Guillaume SarlatJe ne pense pas que les résultats de ces sondages reflètent l’appréciation rationnelle et objective des avantages et inconvénients, pour tel ou tel pays, d’appartenir à l’Europe et de sa capacité pratique à en sortir. Ce que ces sondages révèlent, c’est plutôt la situation politique propre à chacun de ces pays, et le degré d’instrumentalisation par les gouvernements et les partis politiques nationaux de la question européenne.

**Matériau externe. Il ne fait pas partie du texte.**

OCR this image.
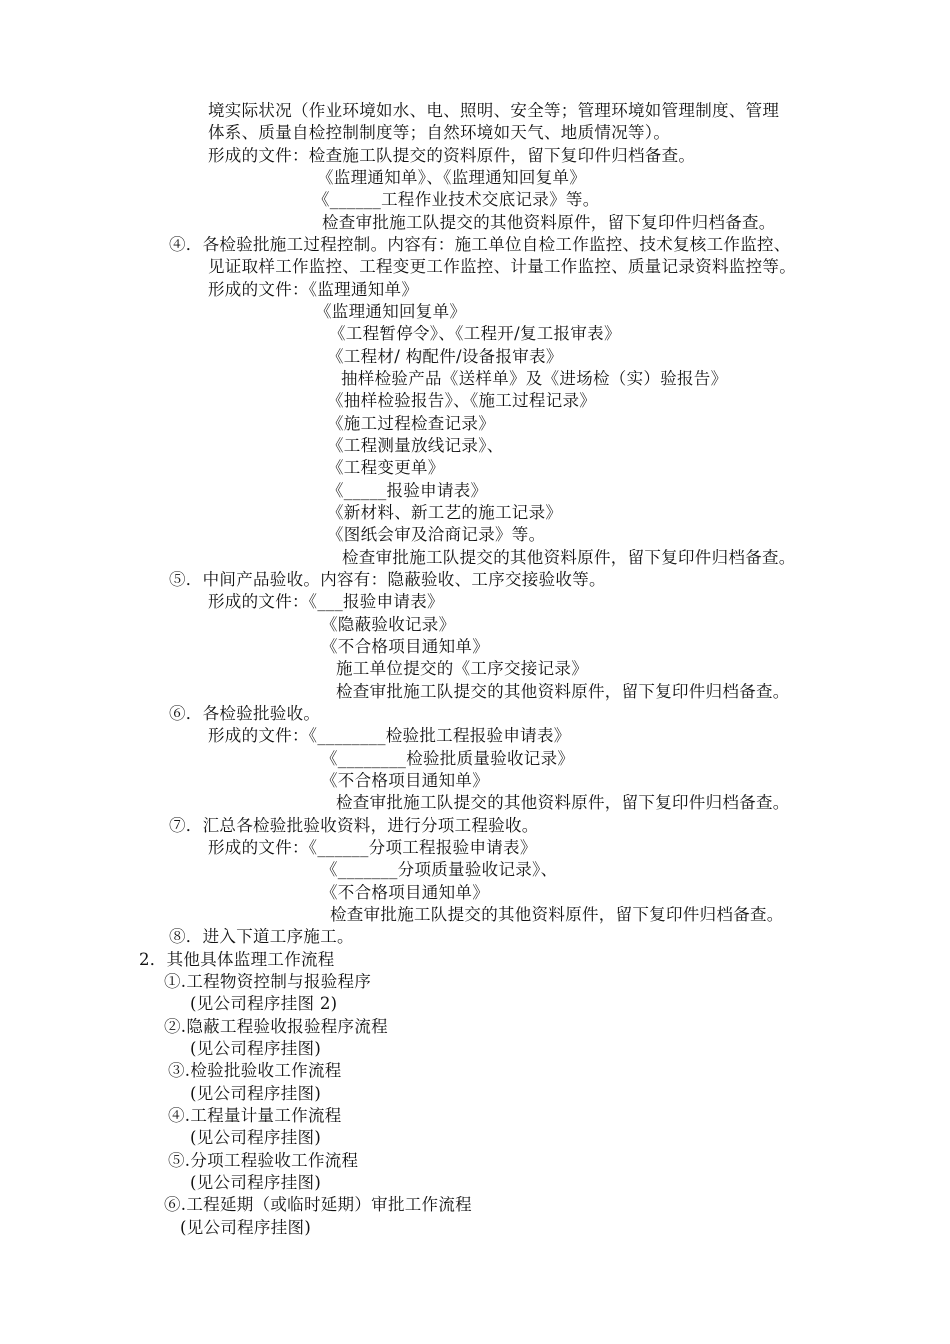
境实际状况（作业环境如水、电、照明、安全等；管理环境如管理制度、管理
体系、质量自检控制制度等；自然环境如天气、地质情况等）。
形成的文件：检查施工队提交的资料原件，留下复印件归档备查。
《监理通知单》、《监理通知回复单》
《______工程作业技术交底记录》等。
检查审批施工队提交的其他资料原件，留下复印件归档备查。
④．各检验批施工过程控制。内容有：施工单位自检工作监控、技术复核工作监控、
见证取样工作监控、工程变更工作监控、计量工作监控、质量记录资料监控等。
形成的文件：《监理通知单》
《监理通知回复单》
《工程暂停令》、《工程开/复工报审表》
《工程材/ 构配件/设备报审表》
抽样检验产品《送样单》及《进场检（实）验报告》
《抽样检验报告》、《施工过程记录》
《施工过程检查记录》
《工程测量放线记录》、
《工程变更单》
《_____报验申请表》
《新材料、新工艺的施工记录》
《图纸会审及洽商记录》等。
检查审批施工队提交的其他资料原件，留下复印件归档备查。
⑤．中间产品验收。内容有：隐蔽验收、工序交接验收等。
形成的文件：《___报验申请表》
《隐蔽验收记录》
《不合格项目通知单》
施工单位提交的《工序交接记录》
检查审批施工队提交的其他资料原件，留下复印件归档备查。
⑥．各检验批验收。
形成的文件：《________检验批工程报验申请表》
《________检验批质量验收记录》
《不合格项目通知单》
检查审批施工队提交的其他资料原件，留下复印件归档备查。
⑦．汇总各检验批验收资料，进行分项工程验收。
形成的文件：《______分项工程报验申请表》
《_______分项质量验收记录》、
《不合格项目通知单》
检查审批施工队提交的其他资料原件，留下复印件归档备查。
⑧．进入下道工序施工。
2．其他具体监理工作流程
①.工程物资控制与报验程序
(见公司程序挂图 2)
②.隐蔽工程验收报验程序流程
(见公司程序挂图)
③.检验批验收工作流程
(见公司程序挂图)
④.工程量计量工作流程
(见公司程序挂图)
⑤.分项工程验收工作流程
(见公司程序挂图)
⑥.工程延期（或临时延期）审批工作流程
(见公司程序挂图)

La situation politique en France et en Italie présente aujourd’hui des similitudes. Les deux pays sont gouvernés par une équipe qui se présente comme réformiste en matière économique. Mais la situation économique reste en pratique très dégradée, que ce soit en France ou en Italie, avec une croissance très faible et un chômage élevé. Ainsi, en Italie, la croissance est attendue à seulement 0,1% au premier trimestre 2016 et le chômage reste élevé, à 11,5% en moyenne et près de 40% pour les 19-24 ans. Par ailleurs, les deux pays sont confrontés sur leur sol à la crise des migrants.

Dans ce contexte, Valls et Renzi ont mis en scène ces derniers mois leurs agacements et leurs tensions avec l’Europe pour laisser entendre que celle-ci est responsable des difficultés économiques et de la crise migratoire que leurs pays traversent. Notamment, ils critiquent tous deux l’alignement de l’Europe sur les positions allemandes, que ce soit sur le plan économique ou de la politique migratoire.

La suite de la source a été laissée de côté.